Résurgence du peuple algérien des geôles de l'histoire

Résurgence du peuple algérien des geôles de l'histoire

Youcef Benzatat, Le 23 février 2019

Il n’y a de peuple que si et seulement si une population investi la rue à l’unisson et déclame un intérêt commun et un objectif partagé, en brandissant des slogans dans lesquelles tous les individus s’y reconnaissent et où le « nous » devient le sujet principal : le peuple. Un sujet qui s’affirme unique maître de sa destinée. C’est du moins ce qu’a démontrer la population algérienne ce vendredi 22 février 2019. Cette date marquera l’histoire de la Nation algérienne en validant l’acte de naissance de son peuple. Si au cours des jours qui ont précédé cette date, les populations des différentes villes avaient manifestés séparément, chacune à un moment décalé, ce jour du 22 février les a vu synchroniser leurs manifestations autour de slogans identiques et d’objectifs partagés avec détermination. Principalement, le rejet catégorique de la prétention au cinquième mandat au profit du président sortant Abdelaziz Bouteflika. Ce dernier étant le symbole vivant du système de pouvoir qui a marginalisé la population et confisqué l’Etat et ses institutions, qui a instauré l’immoralité comme vertu de la gouvernance par la fraude électorale et la corruption, et qui a provoqué la faillite des instances économiques, sociales, culturelles, éducatives, sanitaires et toutes les structures et les organes de l’Etat et de la société, c’est donc à tout ce système de pouvoir aussi que s’adresse le rejet unanime de la foule des manifestants. Allant jusqu’à appeler à l’avènement d’un nouvel Etat et d’une nouvelle république, la sienne. Une nouvelle république pour un peuple émergent, contre une ancienne république d’oligarques où la population était exclue et l’avènement du peuple empêché.  

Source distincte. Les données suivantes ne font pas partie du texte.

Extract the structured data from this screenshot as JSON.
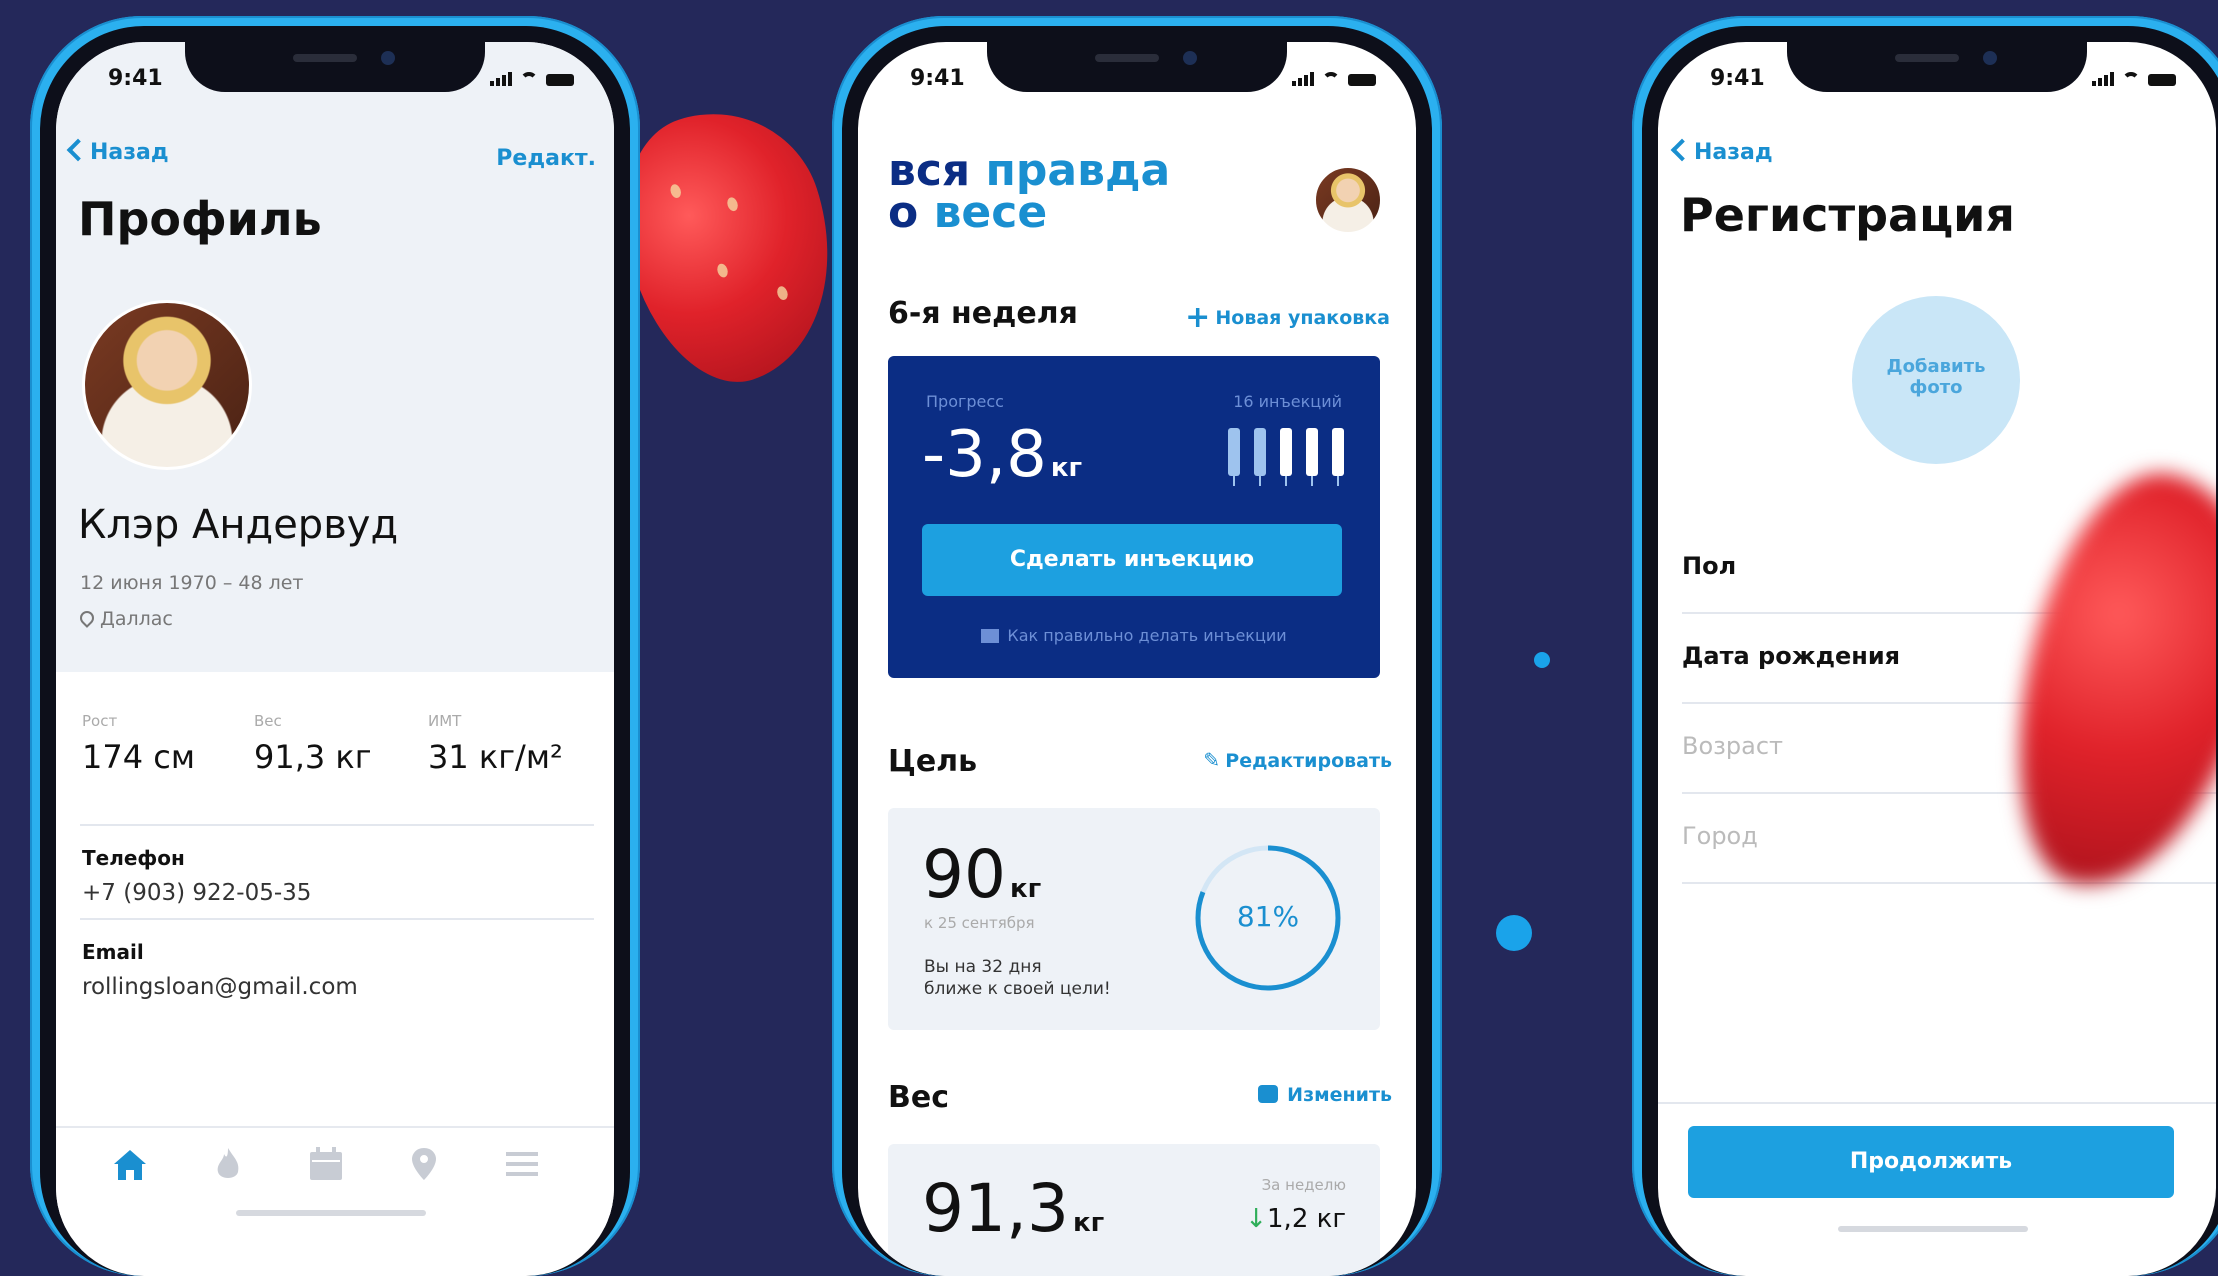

L’émergence du peuple algérien, qui a vu sa naissance ce jour du 22 février 2019, est jalonnée par plusieurs étapes. La première fut celle qui a vu l’Emir Abdelkader tenter d’unifier la population, pour mener une résistance commune à la pénétration coloniale pendant la première moitié du XIX° siècle, sans succès, et qui a vu la population néantisée jusqu’au dépouillement de son identité et de ses référents structurels par la puissance coloniale victorieuse.

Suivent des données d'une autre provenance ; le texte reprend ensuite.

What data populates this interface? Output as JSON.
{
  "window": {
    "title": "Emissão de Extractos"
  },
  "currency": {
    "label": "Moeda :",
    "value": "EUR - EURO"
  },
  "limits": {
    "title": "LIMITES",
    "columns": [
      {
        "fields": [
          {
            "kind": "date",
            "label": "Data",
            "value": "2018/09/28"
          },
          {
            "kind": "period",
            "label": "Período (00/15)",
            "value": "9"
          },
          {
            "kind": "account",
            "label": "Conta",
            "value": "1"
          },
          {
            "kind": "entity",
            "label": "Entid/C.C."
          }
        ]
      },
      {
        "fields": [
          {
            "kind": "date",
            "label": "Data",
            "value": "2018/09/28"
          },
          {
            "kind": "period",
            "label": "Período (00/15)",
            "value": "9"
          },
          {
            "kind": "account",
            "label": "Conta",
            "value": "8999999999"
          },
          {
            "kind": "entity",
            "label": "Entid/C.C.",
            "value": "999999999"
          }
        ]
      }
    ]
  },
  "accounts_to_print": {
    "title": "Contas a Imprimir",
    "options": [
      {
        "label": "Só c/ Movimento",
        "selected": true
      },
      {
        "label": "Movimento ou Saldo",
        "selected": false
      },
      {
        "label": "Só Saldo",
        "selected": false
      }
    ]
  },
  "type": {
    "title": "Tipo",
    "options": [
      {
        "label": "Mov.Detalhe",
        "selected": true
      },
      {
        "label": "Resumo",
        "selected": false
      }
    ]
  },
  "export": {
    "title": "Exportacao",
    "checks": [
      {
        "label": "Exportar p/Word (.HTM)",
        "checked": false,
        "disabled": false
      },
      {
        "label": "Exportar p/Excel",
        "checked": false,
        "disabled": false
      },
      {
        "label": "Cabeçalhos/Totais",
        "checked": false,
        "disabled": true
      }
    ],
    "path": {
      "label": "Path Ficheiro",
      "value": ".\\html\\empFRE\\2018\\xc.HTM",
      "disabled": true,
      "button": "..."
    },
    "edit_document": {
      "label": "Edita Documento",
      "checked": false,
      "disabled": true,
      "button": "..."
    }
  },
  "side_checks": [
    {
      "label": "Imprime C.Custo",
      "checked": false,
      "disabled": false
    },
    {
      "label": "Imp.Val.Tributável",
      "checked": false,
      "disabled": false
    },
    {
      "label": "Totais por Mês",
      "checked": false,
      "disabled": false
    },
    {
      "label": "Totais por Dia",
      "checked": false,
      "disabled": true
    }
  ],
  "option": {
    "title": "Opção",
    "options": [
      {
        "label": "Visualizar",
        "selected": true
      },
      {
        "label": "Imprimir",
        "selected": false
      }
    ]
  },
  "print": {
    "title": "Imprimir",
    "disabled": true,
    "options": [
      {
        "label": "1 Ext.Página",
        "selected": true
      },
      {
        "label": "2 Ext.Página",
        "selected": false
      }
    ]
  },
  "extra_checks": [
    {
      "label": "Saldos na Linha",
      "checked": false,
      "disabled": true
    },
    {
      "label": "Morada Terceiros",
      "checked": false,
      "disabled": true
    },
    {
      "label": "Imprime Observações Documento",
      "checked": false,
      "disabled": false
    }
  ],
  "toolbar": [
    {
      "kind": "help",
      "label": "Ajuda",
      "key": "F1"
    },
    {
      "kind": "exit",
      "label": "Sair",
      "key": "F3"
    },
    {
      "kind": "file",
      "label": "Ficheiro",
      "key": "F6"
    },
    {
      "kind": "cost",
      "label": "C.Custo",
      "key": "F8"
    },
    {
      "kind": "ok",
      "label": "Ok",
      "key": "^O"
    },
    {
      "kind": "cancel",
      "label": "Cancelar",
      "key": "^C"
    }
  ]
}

La deuxième étape fut celle où l’ALN/FLN a réussi à l’impliquer dans la guerre de libération nationale de l’emprise coloniale et notamment l’expression de son unité lors des manifestations de décembre 1960. Mais sitôt l’indépendance acquise, la population fut dépossédée de ses droits politiques et marginalisée pour demeurer une population sans emprise sur sa destinée.

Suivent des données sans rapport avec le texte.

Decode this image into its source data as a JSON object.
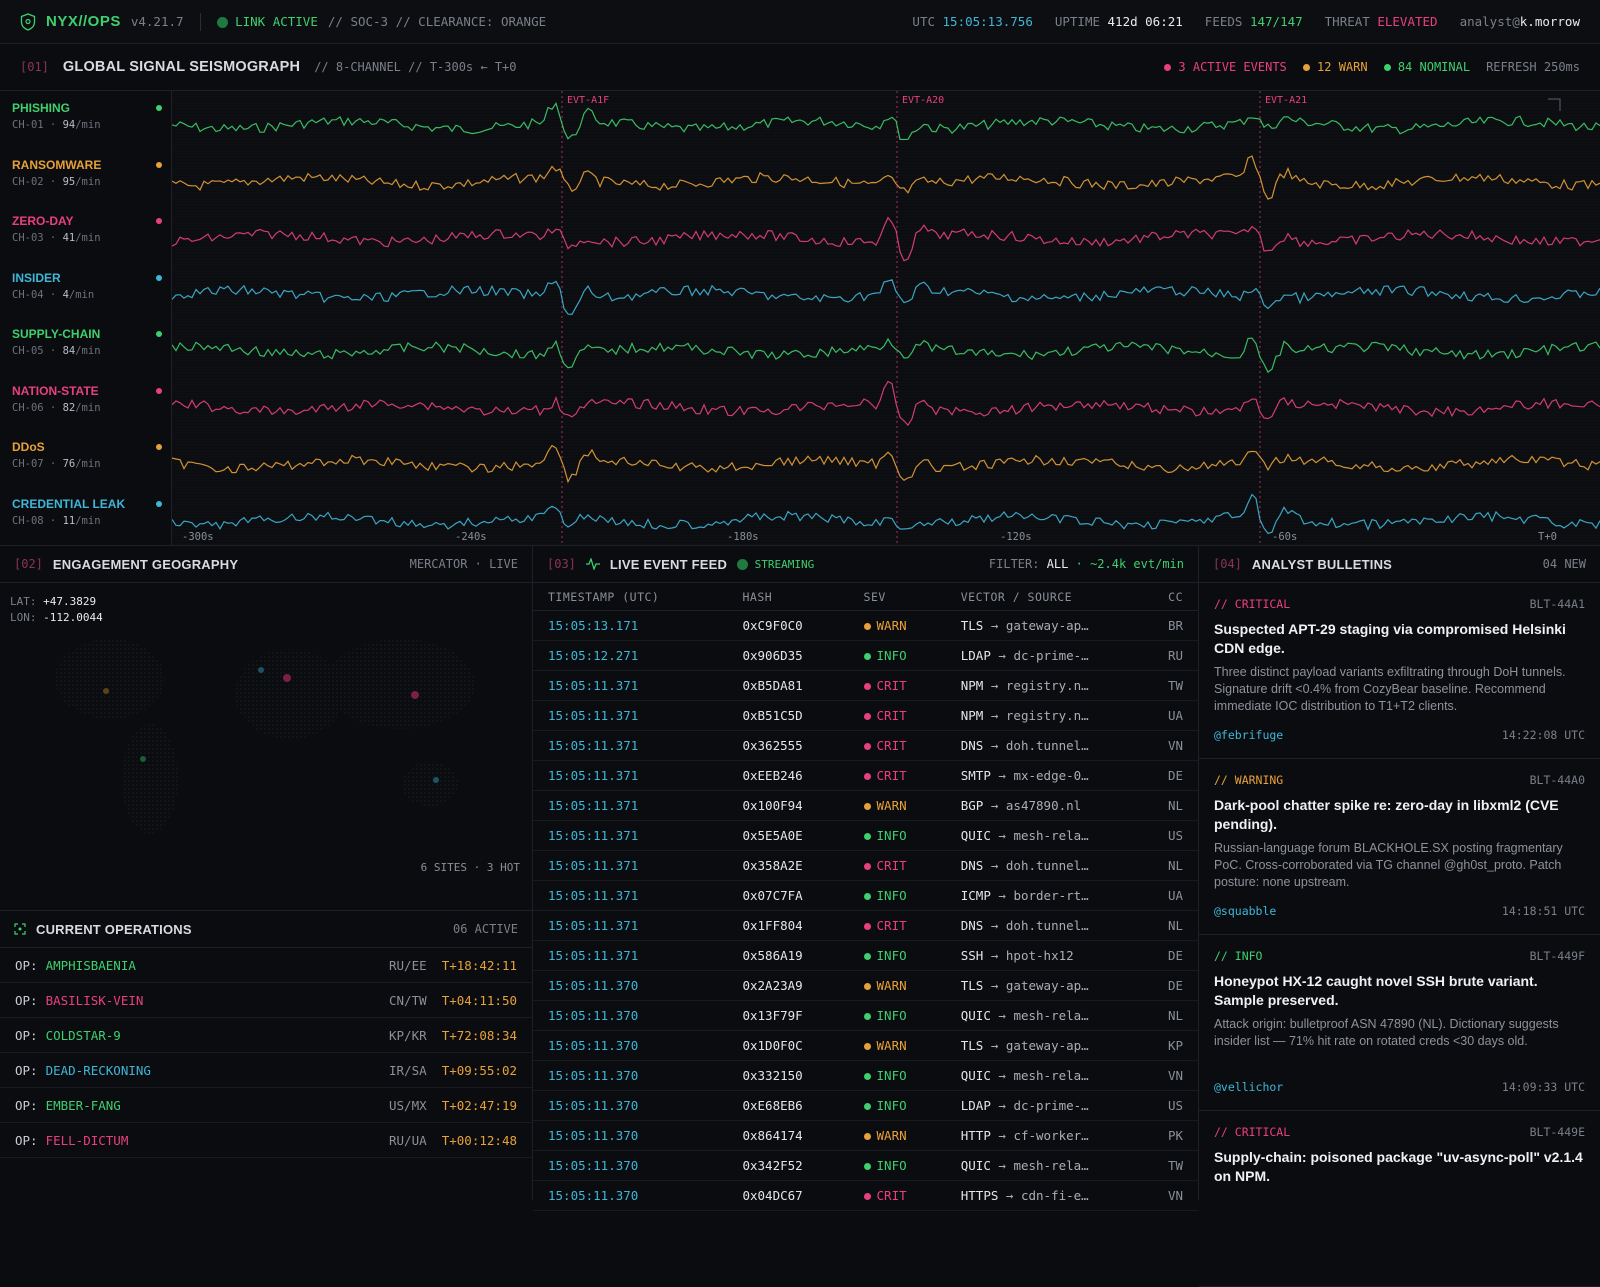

Le 5 octobre 1988, la population, qui a manifesté sa volonté d’émancipation de l’emprise du système de pouvoir qui lui a confisqué ses droits politiques, a subit une atomisation programmée pour l’empêcher de se constituer en véritable contre-pouvoir dans l’avenir. Une atomisation tripartite. D’un côté, les islamistes, de l’autre, les berbériste et au centre la clientèle du pouvoir sous un nationalisme conservateur de principe. La catégorie de la population qui ne rentrait pas dans cette forme tripartite subissait avec résilience sans aucune capacité d’auto-organisation, ni d’expression. Cette atomisation a permis à ce système de pouvoir de gagner du temps et de durer plusieurs décennies sans être inquiété.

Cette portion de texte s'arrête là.